As discussed in the previous section, subset analyses can also be helpful in “trouble-shooting” situations in which farrowing rates are good, but litter size is not.
Category 4: Poor farrowing rates with regular returns to estrus and good number of pigs born alive
Whenever numbers of pigs born alive is good and farrowing rate is bad, then the problem almost always is related to poor management in a group or subset of sows. Obviously, in the sows that did farrow, everything from a physiological standpoint worked well because they had large numbers of pigs. It is the sows that did not farrow that are causing the low farrowing rate.
Consequently, the length of time it takes non-pregnant sows to return to estrus is a key piece of information. In the present situation in which sows show regular returns, the problem involves inadequate breeding regimens or high embryonic mortality prior during the first two weeks after breeding. Causes of high embryonic mortality during this period have been discussed previously and should be investigated.

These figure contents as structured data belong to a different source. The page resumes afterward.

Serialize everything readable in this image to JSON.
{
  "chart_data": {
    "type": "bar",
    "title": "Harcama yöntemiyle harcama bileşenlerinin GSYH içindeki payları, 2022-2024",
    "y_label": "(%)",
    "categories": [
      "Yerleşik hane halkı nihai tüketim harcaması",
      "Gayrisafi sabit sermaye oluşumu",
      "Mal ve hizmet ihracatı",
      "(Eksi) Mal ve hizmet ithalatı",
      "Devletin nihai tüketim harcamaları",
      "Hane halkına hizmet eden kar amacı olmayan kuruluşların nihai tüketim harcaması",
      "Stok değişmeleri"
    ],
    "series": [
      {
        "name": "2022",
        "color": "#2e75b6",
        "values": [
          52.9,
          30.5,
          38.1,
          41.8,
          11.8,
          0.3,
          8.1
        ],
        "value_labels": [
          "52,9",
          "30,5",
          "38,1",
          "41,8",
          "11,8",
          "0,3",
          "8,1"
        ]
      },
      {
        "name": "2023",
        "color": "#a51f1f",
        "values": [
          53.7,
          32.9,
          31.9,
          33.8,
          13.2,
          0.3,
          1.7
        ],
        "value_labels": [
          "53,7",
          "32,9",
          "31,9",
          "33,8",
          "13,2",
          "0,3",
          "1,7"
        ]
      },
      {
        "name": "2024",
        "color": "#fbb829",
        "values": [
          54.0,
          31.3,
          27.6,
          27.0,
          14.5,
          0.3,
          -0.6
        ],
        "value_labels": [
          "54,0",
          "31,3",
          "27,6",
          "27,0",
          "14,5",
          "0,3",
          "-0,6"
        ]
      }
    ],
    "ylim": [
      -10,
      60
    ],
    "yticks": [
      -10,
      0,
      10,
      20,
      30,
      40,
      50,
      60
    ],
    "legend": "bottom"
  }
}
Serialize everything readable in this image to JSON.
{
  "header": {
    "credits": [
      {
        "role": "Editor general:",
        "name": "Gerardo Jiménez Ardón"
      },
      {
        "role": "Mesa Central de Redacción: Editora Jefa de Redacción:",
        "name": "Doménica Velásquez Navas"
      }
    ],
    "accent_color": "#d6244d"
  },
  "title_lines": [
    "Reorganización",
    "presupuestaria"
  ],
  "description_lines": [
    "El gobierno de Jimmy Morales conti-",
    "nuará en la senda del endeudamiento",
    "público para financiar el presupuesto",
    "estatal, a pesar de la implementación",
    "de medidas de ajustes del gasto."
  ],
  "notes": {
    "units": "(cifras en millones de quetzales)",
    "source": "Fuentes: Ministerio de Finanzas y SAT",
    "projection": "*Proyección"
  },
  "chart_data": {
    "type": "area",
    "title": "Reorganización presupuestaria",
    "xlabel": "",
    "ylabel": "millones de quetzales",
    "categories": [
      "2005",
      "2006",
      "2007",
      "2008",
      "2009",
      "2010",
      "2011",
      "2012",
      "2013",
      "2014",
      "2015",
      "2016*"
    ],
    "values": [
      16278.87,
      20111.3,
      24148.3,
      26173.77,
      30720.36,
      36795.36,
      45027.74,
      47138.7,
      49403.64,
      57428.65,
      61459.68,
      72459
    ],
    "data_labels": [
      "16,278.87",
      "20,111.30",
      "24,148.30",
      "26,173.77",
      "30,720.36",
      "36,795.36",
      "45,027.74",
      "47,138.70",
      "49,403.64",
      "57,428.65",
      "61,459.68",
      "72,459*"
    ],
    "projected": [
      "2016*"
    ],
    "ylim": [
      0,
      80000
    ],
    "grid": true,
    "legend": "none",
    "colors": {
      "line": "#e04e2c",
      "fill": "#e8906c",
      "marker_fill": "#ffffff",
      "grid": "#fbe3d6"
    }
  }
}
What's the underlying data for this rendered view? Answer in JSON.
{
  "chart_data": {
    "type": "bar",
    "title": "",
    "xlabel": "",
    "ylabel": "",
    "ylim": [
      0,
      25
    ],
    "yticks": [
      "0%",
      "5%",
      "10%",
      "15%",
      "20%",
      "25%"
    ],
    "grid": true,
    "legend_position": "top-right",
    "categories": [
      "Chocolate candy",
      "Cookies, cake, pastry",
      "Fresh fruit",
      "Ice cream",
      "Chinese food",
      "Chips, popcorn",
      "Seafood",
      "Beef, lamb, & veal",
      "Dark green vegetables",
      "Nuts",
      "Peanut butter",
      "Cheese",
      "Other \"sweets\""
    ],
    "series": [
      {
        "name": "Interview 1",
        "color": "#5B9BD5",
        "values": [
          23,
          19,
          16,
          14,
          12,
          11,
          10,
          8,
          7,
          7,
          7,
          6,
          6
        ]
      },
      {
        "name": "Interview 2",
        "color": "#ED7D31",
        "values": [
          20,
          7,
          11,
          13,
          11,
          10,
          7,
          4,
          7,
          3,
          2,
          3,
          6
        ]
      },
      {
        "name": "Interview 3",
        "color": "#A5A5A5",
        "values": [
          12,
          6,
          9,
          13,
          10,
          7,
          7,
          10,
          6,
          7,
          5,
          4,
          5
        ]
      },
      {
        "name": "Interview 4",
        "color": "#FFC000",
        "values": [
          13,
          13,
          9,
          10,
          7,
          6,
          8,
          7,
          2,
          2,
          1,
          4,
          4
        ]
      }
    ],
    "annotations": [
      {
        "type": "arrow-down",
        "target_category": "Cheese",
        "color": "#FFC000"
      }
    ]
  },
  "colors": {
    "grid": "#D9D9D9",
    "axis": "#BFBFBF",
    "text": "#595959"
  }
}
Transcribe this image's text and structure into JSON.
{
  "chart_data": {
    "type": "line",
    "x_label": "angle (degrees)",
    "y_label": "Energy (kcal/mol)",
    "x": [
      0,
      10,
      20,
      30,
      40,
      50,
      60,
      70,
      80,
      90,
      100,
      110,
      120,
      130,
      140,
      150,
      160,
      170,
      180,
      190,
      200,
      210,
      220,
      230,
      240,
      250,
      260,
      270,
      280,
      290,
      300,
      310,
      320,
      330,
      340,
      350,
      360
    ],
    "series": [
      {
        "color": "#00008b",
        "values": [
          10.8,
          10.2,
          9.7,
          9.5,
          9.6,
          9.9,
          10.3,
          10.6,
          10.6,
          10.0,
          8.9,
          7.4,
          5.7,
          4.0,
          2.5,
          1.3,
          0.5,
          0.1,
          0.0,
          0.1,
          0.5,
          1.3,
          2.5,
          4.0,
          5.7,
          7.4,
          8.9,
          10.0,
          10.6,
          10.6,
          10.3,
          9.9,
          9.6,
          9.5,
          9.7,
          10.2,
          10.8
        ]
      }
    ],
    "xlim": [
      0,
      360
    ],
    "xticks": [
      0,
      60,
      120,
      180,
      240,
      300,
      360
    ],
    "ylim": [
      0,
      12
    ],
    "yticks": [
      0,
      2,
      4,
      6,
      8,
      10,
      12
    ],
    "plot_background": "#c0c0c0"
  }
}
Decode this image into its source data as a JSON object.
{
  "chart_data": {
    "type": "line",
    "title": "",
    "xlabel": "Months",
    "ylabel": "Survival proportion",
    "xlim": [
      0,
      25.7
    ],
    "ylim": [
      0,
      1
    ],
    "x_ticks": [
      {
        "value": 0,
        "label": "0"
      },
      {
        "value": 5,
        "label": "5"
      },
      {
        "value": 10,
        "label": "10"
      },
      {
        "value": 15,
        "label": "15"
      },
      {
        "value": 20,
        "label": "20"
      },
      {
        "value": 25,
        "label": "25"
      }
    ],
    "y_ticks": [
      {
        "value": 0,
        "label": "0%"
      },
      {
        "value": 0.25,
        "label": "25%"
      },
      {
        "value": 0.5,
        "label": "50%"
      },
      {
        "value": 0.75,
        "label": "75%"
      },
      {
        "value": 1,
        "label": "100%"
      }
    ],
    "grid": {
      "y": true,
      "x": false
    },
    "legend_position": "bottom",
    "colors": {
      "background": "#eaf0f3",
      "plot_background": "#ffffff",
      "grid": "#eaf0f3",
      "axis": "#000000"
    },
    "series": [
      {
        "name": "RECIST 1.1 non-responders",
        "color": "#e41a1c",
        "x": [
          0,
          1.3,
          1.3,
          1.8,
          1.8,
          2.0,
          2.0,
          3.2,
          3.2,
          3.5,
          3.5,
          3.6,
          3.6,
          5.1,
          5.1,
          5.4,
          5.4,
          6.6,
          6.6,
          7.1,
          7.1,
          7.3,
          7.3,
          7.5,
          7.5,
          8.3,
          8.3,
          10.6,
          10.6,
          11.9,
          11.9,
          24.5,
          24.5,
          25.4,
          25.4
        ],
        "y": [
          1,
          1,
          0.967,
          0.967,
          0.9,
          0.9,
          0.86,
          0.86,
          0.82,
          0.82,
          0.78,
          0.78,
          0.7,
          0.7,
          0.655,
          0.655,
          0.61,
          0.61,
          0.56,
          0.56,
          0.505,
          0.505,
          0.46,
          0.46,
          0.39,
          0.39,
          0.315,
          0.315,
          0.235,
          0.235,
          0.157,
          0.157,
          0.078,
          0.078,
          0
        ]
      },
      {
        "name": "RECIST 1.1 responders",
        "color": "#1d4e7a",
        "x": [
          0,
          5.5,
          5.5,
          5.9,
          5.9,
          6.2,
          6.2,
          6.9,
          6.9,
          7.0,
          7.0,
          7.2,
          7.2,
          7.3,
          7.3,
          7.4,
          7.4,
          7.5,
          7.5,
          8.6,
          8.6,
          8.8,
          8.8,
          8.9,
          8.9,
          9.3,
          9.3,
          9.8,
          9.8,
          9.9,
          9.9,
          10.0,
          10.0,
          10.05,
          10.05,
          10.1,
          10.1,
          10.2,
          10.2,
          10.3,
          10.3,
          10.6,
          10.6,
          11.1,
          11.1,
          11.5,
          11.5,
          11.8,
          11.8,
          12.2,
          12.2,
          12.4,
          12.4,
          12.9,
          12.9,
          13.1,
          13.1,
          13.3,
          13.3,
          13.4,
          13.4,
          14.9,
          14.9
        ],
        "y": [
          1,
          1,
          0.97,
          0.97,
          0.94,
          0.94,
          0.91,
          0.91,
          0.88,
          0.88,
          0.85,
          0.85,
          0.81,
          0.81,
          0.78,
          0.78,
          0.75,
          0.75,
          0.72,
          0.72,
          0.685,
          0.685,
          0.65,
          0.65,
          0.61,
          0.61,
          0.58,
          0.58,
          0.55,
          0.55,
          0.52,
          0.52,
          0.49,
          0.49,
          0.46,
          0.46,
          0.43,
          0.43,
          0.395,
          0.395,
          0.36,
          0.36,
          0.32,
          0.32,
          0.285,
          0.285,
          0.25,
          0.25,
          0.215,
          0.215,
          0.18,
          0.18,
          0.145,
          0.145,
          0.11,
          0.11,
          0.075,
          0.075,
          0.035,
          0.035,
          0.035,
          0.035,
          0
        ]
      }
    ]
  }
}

Category 5: Poor farrowing rate with irregular returns to estrus and good number born alive
The observation that non-pregnant sows return to estrus by 28 days or longer after being bred indicates that the first pregnancy signal on Day 12 occurred without any problems. In other words, they were pregnant on Day 12.
As a result, pregnancy was terminated in a subset of animals some time after the first two weeks. Possible causes of high embryonic mortality between Day 12 and Day 28 should be examined. In addition, it is possible that a high incidence of fetal death later in pregnancy could also be involved. If this were the case, then the proportion of sows diagnosed as pseudopregnant or “not-in-pig” should also increase. Once the second pregnancy signal occurs, sows usually maintain pregnancy to term unless something causes them to abort. If they lose all their viable fetuses after Day 28, then they still act physiologically as if they are pregnant.
Situations that cause high levels of fetal death after Day 28 of pregnancy fortunately are rare. Consumption of mycotoxins such as zearalenone and several reproductive diseases have been linked to high incidences of fetal death and pseudopregnancy in sows. These situations can be identified with feed and serological analyses, respectively.